Manuel Azaña se define a sí mismo como un burgués liberal, avanzado. Pero contento con serlo. Lleva chaqueta y corbata, como gran número de los intelectuales, abogados y profesionales liberales que tanto empeño pusieron en traer la República. Había que acabar con la marioneta caciquil de la Restauración, el permanente "borboneo" de Alfonso XIII y la gran farsa denunciada por las plumas y discursos de quienes pregonaban la regeneración de la vida española. Con Ortega, Unamuno, Costa, Marañón o Lucas Mallada a la cabeza. Había una España de charanga y pandereta y había que implicarse en el logro de una República que, equiparada a democracia desde el comienzo, llamaba al esfuerzo y llenaba de ilusión.
Azaña, formado en la cuna intelectual del Ateneo, no falta a la cita. Como otros ilustres burgueses de chaqueta, como Alcalá Zamora o Maura, desilusionados con la Monarquía a la que habían servido. Y durante el primer bienio se acomete la gran obra reformadora de los muchos problemas que la República hereda. No siempre con completo acierto, es verdad. Pero sí siempre moviéndose en los terrenos de un liberalismo avanzado. Nunca en los de la revolución. Ni la reforma agraria, ni la política educativa, ni las soluciones autonómicas tuvieron nada de "revolucionarias". Se hizo lo que se pudo.
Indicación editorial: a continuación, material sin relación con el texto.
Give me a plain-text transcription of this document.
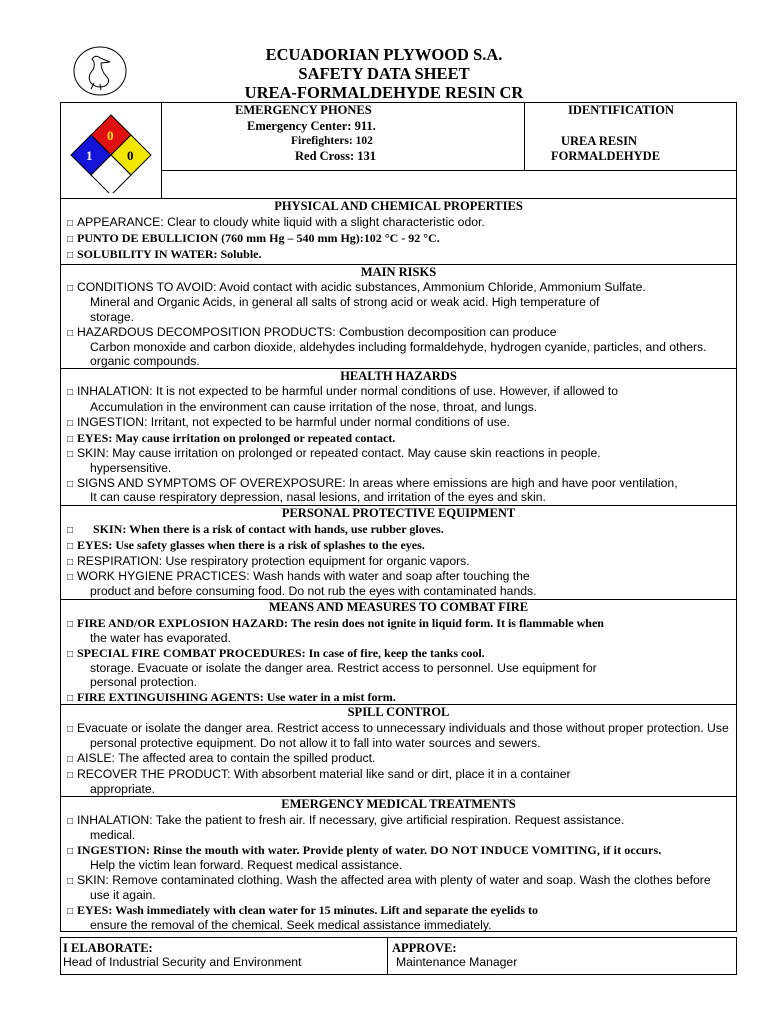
ECUADORIAN PLYWOOD S.A.
SAFETY DATA SHEET
UREA-FORMALDEHYDE RESIN CR
0
1	0
EMERGENCY PHONES
Emergency Center: 911.
Firefighters: 102
Red Cross: 131
IDENTIFICATION
UREA RESIN
FORMALDEHYDE
PHYSICAL AND CHEMICAL PROPERTIES
□ APPEARANCE: Clear to cloudy white liquid with a slight characteristic odor.
□ PUNTO DE EBULLICION (760 mm Hg – 540 mm Hg):102 °C - 92 °C.
□ SOLUBILITY IN WATER: Soluble.
MAIN RISKS
□ CONDITIONS TO AVOID: Avoid contact with acidic substances, Ammonium Chloride, Ammonium Sulfate.
Mineral and Organic Acids, in general all salts of strong acid or weak acid. High temperature of
storage.
□ HAZARDOUS DECOMPOSITION PRODUCTS: Combustion decomposition can produce
Carbon monoxide and carbon dioxide, aldehydes including formaldehyde, hydrogen cyanide, particles, and others.
organic compounds.
HEALTH HAZARDS
□ INHALATION: It is not expected to be harmful under normal conditions of use. However, if allowed to
Accumulation in the environment can cause irritation of the nose, throat, and lungs.
□ INGESTION: Irritant, not expected to be harmful under normal conditions of use.
□ EYES: May cause irritation on prolonged or repeated contact.
□ SKIN: May cause irritation on prolonged or repeated contact. May cause skin reactions in people.
hypersensitive.
□ SIGNS AND SYMPTOMS OF OVEREXPOSURE: In areas where emissions are high and have poor ventilation,
It can cause respiratory depression, nasal lesions, and irritation of the eyes and skin.
PERSONAL PROTECTIVE EQUIPMENT
□ SKIN: When there is a risk of contact with hands, use rubber gloves.
□ EYES: Use safety glasses when there is a risk of splashes to the eyes.
□ RESPIRATION: Use respiratory protection equipment for organic vapors.
□ WORK HYGIENE PRACTICES: Wash hands with water and soap after touching the
product and before consuming food. Do not rub the eyes with contaminated hands.
MEANS AND MEASURES TO COMBAT FIRE
□ FIRE AND/OR EXPLOSION HAZARD: The resin does not ignite in liquid form. It is flammable when
the water has evaporated.
□ SPECIAL FIRE COMBAT PROCEDURES: In case of fire, keep the tanks cool.
storage. Evacuate or isolate the danger area. Restrict access to personnel. Use equipment for
personal protection.
□ FIRE EXTINGUISHING AGENTS: Use water in a mist form.
SPILL CONTROL
□ Evacuate or isolate the danger area. Restrict access to unnecessary individuals and those without proper protection. Use
personal protective equipment. Do not allow it to fall into water sources and sewers.
□ AISLE: The affected area to contain the spilled product.
□ RECOVER THE PRODUCT: With absorbent material like sand or dirt, place it in a container
appropriate.
EMERGENCY MEDICAL TREATMENTS
□ INHALATION: Take the patient to fresh air. If necessary, give artificial respiration. Request assistance.
medical.
□ INGESTION: Rinse the mouth with water. Provide plenty of water. DO NOT INDUCE VOMITING, if it occurs.
Help the victim lean forward. Request medical assistance.
□ SKIN: Remove contaminated clothing. Wash the affected area with plenty of water and soap. Wash the clothes before
use it again.
□ EYES: Wash immediately with clean water for 15 minutes. Lift and separate the eyelids to
ensure the removal of the chemical. Seek medical assistance immediately.
I ELABORATE:
Head of Industrial Security and Environment
APPROVE:
Maintenance Manager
Y lo protagonizó fundamentalmente el sentido común, la oratoria y el incuestionable sentido de Estado que aportó Manuel Azaña. Supo crear como nadie "su República". Incluso los deslices absurdos en el tema religioso fueron obra de otros: "comecuras" del partido radical-socialista. Por todo ello, la República y Azaña pudieron identificarse.
Pero es conocida nuestra hispánica tendencia a los vaivenes y bandazos. A intentar siempre empezar de nuevo y "mudarlo todo", como dijera en el hemiciclo el penalista Jiménez de Asúa. Pregunto sin responder: ¿es eso siempre necesario y hasta posible a través de las leyes? Y, en efecto, al llegar al Gobierno mediante elecciones el segundo bienio, Azaña ya es "el Monstruo" y su figura posiblemente la más odiada. Desde luego, su obra entra en el camino de la mal llamada "rectificación" que protagonizan Lerroux y Gil Robles. La revolución en Asturias es un primer aviso ahora tan manoseado. Y el desplazamiento de la Presidencia de la República de Alcalá Zamora se hace con no muy cuidado argumento jurídico. En 1936, nuevo bandazo. Ya hay claramente dos Frentes: el Popular y el Nacional. Siendo vencedor el primero, la ausencia de Azaña es un hecho evidente.
No es cierto que fuera desplazado a la cómoda y anodina posición de presidente de la República. Sencillamente, no quiso seguir asumiendo la dirección del Gobierno. Me lo narra, muchos años después, quien fuera su estrecho colaborador en el Partido de Izquierda Republicana, Emilio González López. Ante la insistencia, basada en el supuesto de que era la única persona capaz de unir aquel conglomerado de fuerzas, Azaña contesta tajantemente: o la Presidencia de la República "o dejo la política". Y así fue. Algo todavía lleno de incógnitas.
Y desde su constitucional soledad, comprueba que aquella ya no era "su República". Tampoco la de otros muchos que la habían traído. Y al estallar la guerra, Azaña pide a todos los españoles "paz, piedad y perdón". Insiste en que dejen "sus restos donde caiga: lo que hay que divulgar, si lo merecen son sus ideas". Y se queja de la actitud de no pocos ante la República. La que ya no era la suya. La que él forjó comienza a ser condenada, unos por exceso y otros por defecto. El enfrentamiento dialéctico con el que hemos comenzado toma cuerpo. Y la apelación al "Nuevo Estado" significa cosas muy diferentes en ambos bandos. Azaña, ya en el exilio, lo describe con observaciones magistrales. Y con no poca tristeza.
Manuel Ramírez es catedrático de Derecho Político de la Universidad de Zaragoza.